Binance は、現存する仮想通貨取引所中でも最も多角的な方法で経営を行っている。慈善事業の設立や仮想通貨研究機関の設立など、他の仮想通貨取引所と比較してもバラエティに富んだ経営だと言える。

 

また、拠点として世界中のあらゆる場所に拠点を持つことを目標としており、分散型取引所であるDEX の始動も2019年初頭を目標としている状況だ。

 

その上でBinance は、今回自社が展開する分散型取引所のデモ映像を再び公開した。

 

・Binance とDEX 

 Binance は、DEX の取り扱いを中・長期的な戦略の一部としてみなしている。今回のデモ映像では、UIやウォレットなどの存在が明らかになった。

 

実際のところ、DEX は仮想通貨取引において浸透しているとは言えない状況にある。DEX の取引高は、中央集権型の取引所の数倍以下だからだ。

 

つまり、DEX には圧倒的に利用者が足りていない状況であり、利用者呼び込むシステムが不足していると言えるだろう。

 

しかし、BinanceがDEXに参入するとなれば、多くのユーザーがDEXの存在を認知し、使用者が増加すると予想できる。そして、BinanceのDEXはバイナンス・チェーン上に作成され、BNBを基軸通貨とする予定だ。

 

 

 DEX は、中央集権型の取引所と比較した場合、あらゆる手数料が安価であり、セキュリティ性も高い。理由としては、ブロックチェーン上に存在することによってハッカーからサイバー攻撃を受けづらい状況が最初から整えられていることにある。

 

 

もちろん、ブロックチェーンや仮想通貨に大きな問題があった場合、DEX もその影響を受けることになる。
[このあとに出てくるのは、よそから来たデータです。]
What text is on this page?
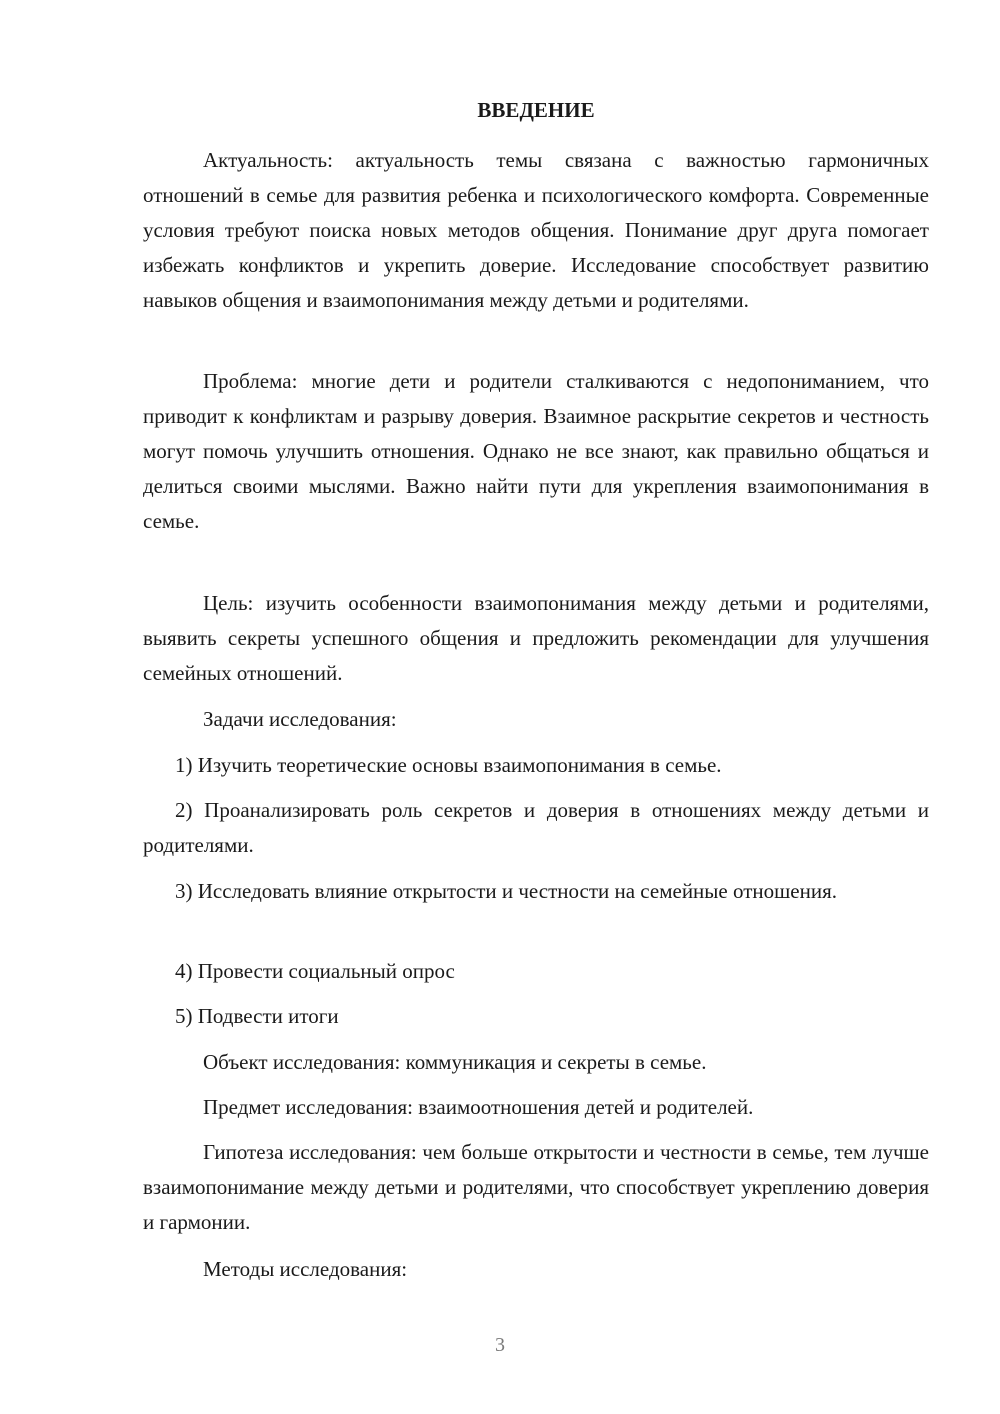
ВВЕДЕНИЕ

Актуальность: актуальность темы связана с важностью гармоничных отношений в семье для развития ребенка и психологического комфорта. Современные условия требуют поиска новых методов общения. Понимание друг друга помогает избежать конфликтов и укрепить доверие. Исследование способствует развитию навыков общения и взаимопонимания между детьми и родителями.

Проблема: многие дети и родители сталкиваются с недопониманием, что приводит к конфликтам и разрыву доверия. Взаимное раскрытие секретов и честность могут помочь улучшить отношения. Однако не все знают, как правильно общаться и делиться своими мыслями. Важно найти пути для укрепления взаимопонимания в семье.

Цель: изучить особенности взаимопонимания между детьми и родителями, выявить секреты успешного общения и предложить рекомендации для улучшения семейных отношений.

Задачи исследования:

1) Изучить теоретические основы взаимопонимания в семье.

2) Проанализировать роль секретов и доверия в отношениях между детьми и родителями.

3) Исследовать влияние открытости и честности на семейные отношения.

4) Провести социальный опрос

5) Подвести итоги

Объект исследования: коммуникация и секреты в семье.

Предмет исследования: взаимоотношения детей и родителей.

Гипотеза исследования: чем больше открытости и честности в семье, тем лучше взаимопонимание между детьми и родителями, что способствует укреплению доверия и гармонии.

Методы исследования:

3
バイナンス・チェーンがどれほどのデータ処理能力を有しているかは不明であるものの、数万人から数十万人単位のデータを扱える許容量を備えていると想定できるだろう。

 

分散型取引所に関連する話題として、アメリカのSECがイーサデルタの創業者を逮捕したという事実がある。これは、分散型取引所であっても設置者の責任は変わらないという解釈に基づくものだ。

 

今後、DEXがどのような法規制のもとに運営されるかは不明であるものの、法規制と実際のDEXの在り方で乖離が起きる可能性もゼロではない。その為、DEXとBinanceの動きには注意していこう。